Zientzilaria

Covering the bioinformatics niche and much more

Obtaining Overrepresented Motifs in DNA Sequences, Part 4

| Comments

We found a way to make the Python script as good as or better than the C++ executable. But for the analysis we need to do, motif counts are not the value we want. We need the quorum: the number of sequences the motif is present at least once. For instance, if the desired motifs was AAACCCTTTG we will check in which sequences this word was present. Let’s say in a cluster of 10 sequences, we would find it in sequences 1, 2, 3, 4 and 5, giving us a quorum of 5 out of 10, or 50%. The quorum will be used in the future in the statistical calculation in order to determine the overrepresented motifs.

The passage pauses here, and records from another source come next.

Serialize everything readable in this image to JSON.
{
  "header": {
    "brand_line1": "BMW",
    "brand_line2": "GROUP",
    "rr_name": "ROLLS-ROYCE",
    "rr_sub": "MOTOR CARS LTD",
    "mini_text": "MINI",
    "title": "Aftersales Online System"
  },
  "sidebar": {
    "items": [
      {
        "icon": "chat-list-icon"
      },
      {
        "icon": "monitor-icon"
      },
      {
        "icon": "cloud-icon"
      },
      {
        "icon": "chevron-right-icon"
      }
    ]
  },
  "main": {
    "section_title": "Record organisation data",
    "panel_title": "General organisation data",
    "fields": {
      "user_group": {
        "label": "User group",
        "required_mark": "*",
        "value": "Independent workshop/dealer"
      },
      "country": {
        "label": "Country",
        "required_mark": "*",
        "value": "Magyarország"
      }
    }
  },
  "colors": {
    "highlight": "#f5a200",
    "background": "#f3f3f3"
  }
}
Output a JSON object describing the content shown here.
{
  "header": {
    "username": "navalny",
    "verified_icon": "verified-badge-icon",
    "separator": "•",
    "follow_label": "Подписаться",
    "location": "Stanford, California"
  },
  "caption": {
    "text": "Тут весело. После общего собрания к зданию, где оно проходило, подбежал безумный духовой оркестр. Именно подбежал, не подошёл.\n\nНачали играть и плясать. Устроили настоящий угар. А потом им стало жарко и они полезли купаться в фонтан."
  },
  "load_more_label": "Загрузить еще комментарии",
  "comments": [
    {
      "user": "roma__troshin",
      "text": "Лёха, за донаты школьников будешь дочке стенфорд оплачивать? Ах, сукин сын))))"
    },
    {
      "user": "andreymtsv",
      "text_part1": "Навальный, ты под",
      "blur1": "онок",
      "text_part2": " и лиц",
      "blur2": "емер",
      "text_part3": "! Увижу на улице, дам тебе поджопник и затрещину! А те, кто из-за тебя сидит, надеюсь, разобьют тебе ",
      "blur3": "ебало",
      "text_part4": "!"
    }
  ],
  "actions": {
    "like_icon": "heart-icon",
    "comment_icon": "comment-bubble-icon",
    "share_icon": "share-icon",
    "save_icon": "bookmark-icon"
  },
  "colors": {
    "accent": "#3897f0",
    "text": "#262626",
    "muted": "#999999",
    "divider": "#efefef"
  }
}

With only a couple of modifications, we can adapt the script used to get the motif counts to get the quorum.

1
2
3
4
5
6
7
8
9
10
11
12
13
14
15
16
17
18
from collections import defaultdict
import sys
import fasta

seqs = fasta.get_seqs(open(sys.argv[1]).readlines())
length = int(sys.argv[2])

quorum = defaultdict(list)

seq_number = 0
for i in seqs:
    seq_number += 1
    for n in range(len(i.sequence) - int(length)):
        if not seq_number in quorum[i.sequence[n : n + length]]:
            quorum[i.sequence[n : n + length]].append(seq_number)

for i in quorum:
    print ''.join(i).upper(), len(quorum[i])

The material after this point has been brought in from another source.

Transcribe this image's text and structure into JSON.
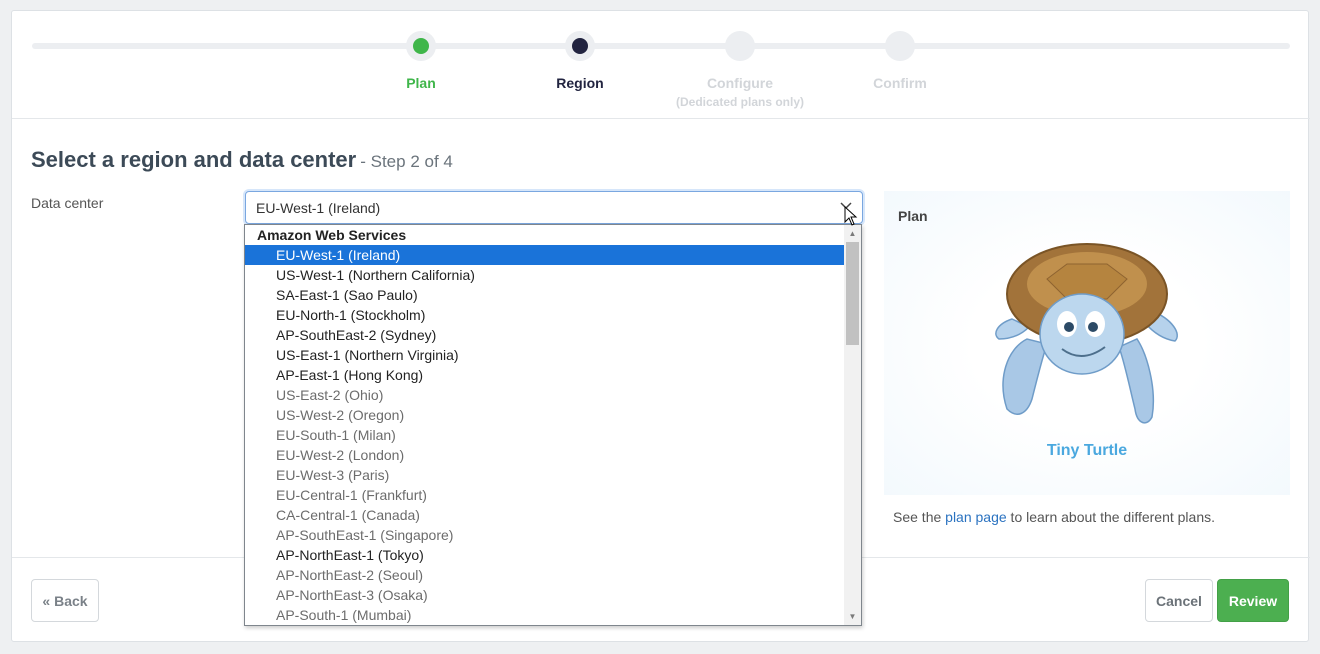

Basically, we change the way the defaultdict is initialized, this time as a list instead of int and we also change the procedure that used to get the counts. The loop does identical work, iterating along the sequences, with a window (of the input length) sliding on them and checking each word. This time instead of incrementing the value of the defaultdict, we append to the list the sequence number, obtained from a index integer variable (incremented in each iteration of the loop), if this number is not already in the list value. In the end each value of quorum will be a list os numbers and by printing the list length we obtain the quorum. Testing the above script there is no performance loss when comparing to the previous count script. Next we will see which statistical method to use and start to devising an script to calculate it.